Monday Jun 27


I’m confident you will enjoy this spring 2022 issue, the first of our 52nd year!

This is an interesting issue for so many reasons, the least of which is that it heralds the third year of the global coronavirus pandemic.  Which is not to say that this issue isn’t being published in the shadow of the pandemic.  Many of our subscribers will be receiving this number hard on the back of 51.4, because the US Postal Service was swamped with 40 million pieces of PPE, masks and test kits to fulfill all requests made.  The last issue hit the post office on January 14th and didn’t arrive at my house three miles away until March 4th.  Others were luckier, but some of our international subscribers are sending me messages about a “lost” issue, not realizing that the vaunted USPS was overwhelmed by the pandemic as well.

All that is perhaps both an apology and an explanation, but there is no apology necessary for this issue. 

We have been promising several reports on hospital pricing and co-operative representation, and finally we have them back-to-back to lead the issue.  David Thompson, the new research coordinator for our family of organizations including Local 100 United Labor Unions, ACORN International, and Social Policy’s parent, Labor Neighbor Research & Training Center, was able to knit all of the complex pieces together involving several years of work by our staff and intern volunteer team of several dozen that I had often only haphazardly steered until his arrival.  He gets a double-byline and all of our thanks, as you will soon read. 

The bottom line on the first report is that hospitals are largely just playing with the cost transparency rule, now over a year old.  On the second, we did a five-year follow-up to the 2016 expose, also published in Social Policy, and found not as much had changed in democratic and diverse representation in the twelve-state Southern array of rural electric cooperatives as we had demanded and as was needed.  What change that did occur was in inches not miles.  One change, not for the better, was that in reaction to our 2016 report more cooperatives hid the pictures of their board members, rather than actually doing what should be done to become more representative of their members, who are their customers.

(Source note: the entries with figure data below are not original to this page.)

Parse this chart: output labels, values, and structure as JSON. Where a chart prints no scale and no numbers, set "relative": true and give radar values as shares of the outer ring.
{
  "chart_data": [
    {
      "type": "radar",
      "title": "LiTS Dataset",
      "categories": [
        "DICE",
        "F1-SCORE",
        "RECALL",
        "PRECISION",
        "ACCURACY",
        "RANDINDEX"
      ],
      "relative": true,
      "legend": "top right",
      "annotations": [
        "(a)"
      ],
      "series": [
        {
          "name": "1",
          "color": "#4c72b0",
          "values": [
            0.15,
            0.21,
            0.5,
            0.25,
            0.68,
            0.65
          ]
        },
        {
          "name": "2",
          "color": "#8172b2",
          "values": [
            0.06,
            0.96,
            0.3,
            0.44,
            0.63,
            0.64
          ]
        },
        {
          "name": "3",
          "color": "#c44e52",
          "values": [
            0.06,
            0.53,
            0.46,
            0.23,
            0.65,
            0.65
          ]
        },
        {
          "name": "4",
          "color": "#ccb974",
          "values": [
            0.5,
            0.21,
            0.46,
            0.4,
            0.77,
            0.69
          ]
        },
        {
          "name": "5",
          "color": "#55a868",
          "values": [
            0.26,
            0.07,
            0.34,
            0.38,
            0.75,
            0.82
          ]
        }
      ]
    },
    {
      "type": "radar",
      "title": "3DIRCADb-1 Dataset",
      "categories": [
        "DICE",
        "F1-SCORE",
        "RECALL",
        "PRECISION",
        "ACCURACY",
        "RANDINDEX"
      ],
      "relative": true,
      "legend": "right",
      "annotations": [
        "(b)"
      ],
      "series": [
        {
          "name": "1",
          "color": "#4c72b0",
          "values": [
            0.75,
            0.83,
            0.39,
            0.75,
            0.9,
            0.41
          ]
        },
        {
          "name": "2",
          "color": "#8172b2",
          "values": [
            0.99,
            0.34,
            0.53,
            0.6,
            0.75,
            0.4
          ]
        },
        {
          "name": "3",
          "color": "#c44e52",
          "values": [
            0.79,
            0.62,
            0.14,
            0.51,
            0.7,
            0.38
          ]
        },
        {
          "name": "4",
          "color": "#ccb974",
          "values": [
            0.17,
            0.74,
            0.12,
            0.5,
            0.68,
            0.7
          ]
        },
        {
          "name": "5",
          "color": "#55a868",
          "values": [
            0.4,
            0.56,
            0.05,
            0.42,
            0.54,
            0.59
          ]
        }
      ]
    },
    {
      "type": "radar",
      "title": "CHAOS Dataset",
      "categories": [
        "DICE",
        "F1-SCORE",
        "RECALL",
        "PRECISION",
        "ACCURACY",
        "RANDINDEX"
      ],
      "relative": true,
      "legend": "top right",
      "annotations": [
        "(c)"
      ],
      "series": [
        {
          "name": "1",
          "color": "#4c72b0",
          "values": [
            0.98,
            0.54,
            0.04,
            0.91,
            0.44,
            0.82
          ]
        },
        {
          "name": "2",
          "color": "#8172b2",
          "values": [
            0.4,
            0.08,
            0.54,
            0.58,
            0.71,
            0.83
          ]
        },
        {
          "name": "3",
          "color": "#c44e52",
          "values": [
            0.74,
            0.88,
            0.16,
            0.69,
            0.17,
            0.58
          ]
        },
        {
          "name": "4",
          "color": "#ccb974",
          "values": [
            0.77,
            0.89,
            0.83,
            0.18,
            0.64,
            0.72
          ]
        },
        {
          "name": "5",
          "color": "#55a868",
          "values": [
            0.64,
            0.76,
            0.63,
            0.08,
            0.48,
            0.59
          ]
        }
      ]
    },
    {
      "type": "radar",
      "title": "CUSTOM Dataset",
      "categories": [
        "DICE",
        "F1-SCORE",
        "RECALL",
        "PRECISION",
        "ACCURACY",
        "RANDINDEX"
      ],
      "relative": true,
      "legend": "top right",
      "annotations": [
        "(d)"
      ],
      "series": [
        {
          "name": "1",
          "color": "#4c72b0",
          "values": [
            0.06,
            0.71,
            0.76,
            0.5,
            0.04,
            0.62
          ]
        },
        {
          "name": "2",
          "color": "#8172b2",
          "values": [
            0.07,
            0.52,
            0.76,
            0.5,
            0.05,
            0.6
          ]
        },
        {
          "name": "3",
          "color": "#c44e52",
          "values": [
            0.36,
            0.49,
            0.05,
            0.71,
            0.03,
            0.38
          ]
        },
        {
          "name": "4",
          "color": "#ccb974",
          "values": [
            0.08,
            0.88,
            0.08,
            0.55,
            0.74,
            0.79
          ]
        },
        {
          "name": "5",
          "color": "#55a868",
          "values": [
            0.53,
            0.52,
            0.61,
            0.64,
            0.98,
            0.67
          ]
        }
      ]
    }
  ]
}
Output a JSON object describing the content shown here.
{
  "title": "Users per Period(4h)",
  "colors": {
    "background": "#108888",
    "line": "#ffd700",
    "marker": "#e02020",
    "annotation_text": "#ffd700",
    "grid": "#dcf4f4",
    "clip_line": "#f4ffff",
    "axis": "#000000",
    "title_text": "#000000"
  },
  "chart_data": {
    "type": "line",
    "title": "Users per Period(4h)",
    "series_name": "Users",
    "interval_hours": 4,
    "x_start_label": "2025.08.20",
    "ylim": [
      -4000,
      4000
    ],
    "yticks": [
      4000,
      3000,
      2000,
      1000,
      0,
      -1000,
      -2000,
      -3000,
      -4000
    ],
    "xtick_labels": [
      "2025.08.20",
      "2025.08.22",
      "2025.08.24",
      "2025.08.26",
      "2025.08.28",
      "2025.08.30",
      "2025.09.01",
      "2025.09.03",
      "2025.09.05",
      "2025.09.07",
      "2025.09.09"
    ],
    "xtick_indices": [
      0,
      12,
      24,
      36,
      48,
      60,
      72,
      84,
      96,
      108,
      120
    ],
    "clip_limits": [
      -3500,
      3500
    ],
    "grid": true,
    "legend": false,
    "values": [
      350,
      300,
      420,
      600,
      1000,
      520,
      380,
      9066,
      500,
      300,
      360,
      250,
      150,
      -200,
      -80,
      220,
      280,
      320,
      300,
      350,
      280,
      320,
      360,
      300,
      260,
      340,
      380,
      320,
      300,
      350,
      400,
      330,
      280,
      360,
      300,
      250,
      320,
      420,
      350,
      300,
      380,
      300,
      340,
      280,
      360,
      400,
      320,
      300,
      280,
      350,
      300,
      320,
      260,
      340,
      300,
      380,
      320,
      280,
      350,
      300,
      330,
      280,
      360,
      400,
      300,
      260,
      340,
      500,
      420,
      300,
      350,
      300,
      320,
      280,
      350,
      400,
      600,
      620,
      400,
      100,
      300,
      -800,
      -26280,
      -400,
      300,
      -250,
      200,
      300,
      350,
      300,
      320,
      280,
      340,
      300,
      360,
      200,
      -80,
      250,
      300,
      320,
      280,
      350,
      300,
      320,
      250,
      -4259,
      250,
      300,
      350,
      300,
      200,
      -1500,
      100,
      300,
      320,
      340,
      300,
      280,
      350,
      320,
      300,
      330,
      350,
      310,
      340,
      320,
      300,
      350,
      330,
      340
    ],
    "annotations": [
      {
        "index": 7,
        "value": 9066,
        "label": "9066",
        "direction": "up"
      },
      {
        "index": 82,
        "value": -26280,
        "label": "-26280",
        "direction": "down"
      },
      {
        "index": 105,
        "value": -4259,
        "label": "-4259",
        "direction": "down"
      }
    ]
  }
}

Moise ben Asher continues his committed and comprehensive argument for neighborhood assemblies and tries, with perhaps mixed results, to anticipate reservations and disbelief.   Next, without missing a beat, you will come to our three excellent excerpts on solidarity economics that questions self-interest; drug patents and pricing which confronts privatization; and a plea that the SEC top stock buy-backs that thwart efforts to close the gap on inequality in the United States.

I had encouraged James Mumm to review Andreas Malms’s tactical arguments for the climate change movement in How to Blow Up a Pipeline, and luckily for all of our readers, he went deep, adding another tract on Malm’s thinking and the fascinating real-world sci-fi work, Ministry for the Future, one of the few books in that genre I had ever read.  Keeping your attention, we share moving photos of movements from Jay Youngdahl, labor lawyer, former publisher, and long-time comrade and friend, of marches he witnessed in Italy against modern fascism.  In a celebratory memorial to long-time contributor, inspiration and friend of Social Policy, I’m happy to have found and been able to share a piece he submitted in 2008, that was not published, that is an able commemoration of his life’s work and his passing last year at 99, in his own words, complete with his inimitable CAPITAL letters.

In this issue’s columns, such traditions are honored as always.  Phil Mattera, surgically cuts through the contradictions in Starbucks pronouncements about its labor polices as workers organize unions.  Drummond Pike, in what he terms a rant and what you will find is a gift, hits the rich where it hurts, on tax policy among other things.  John Anderson nails the question on all of our minds about the double standard of police facilitation of the Canadian blockades.  This issue, we welcome Gregory Squires and his new column on community development that will be appearing regularly, as he confronts the right on race.  In Backstory, I try to make the case for taking organizing and engagement on progressive issues and interests more widely and aggressively, including to the very rightwing base where Squires counted coup.

Now, if the mails just run-on time and the website obeys, I’m confident you will enjoy this spring 2022 issue, the first of our 52nd year!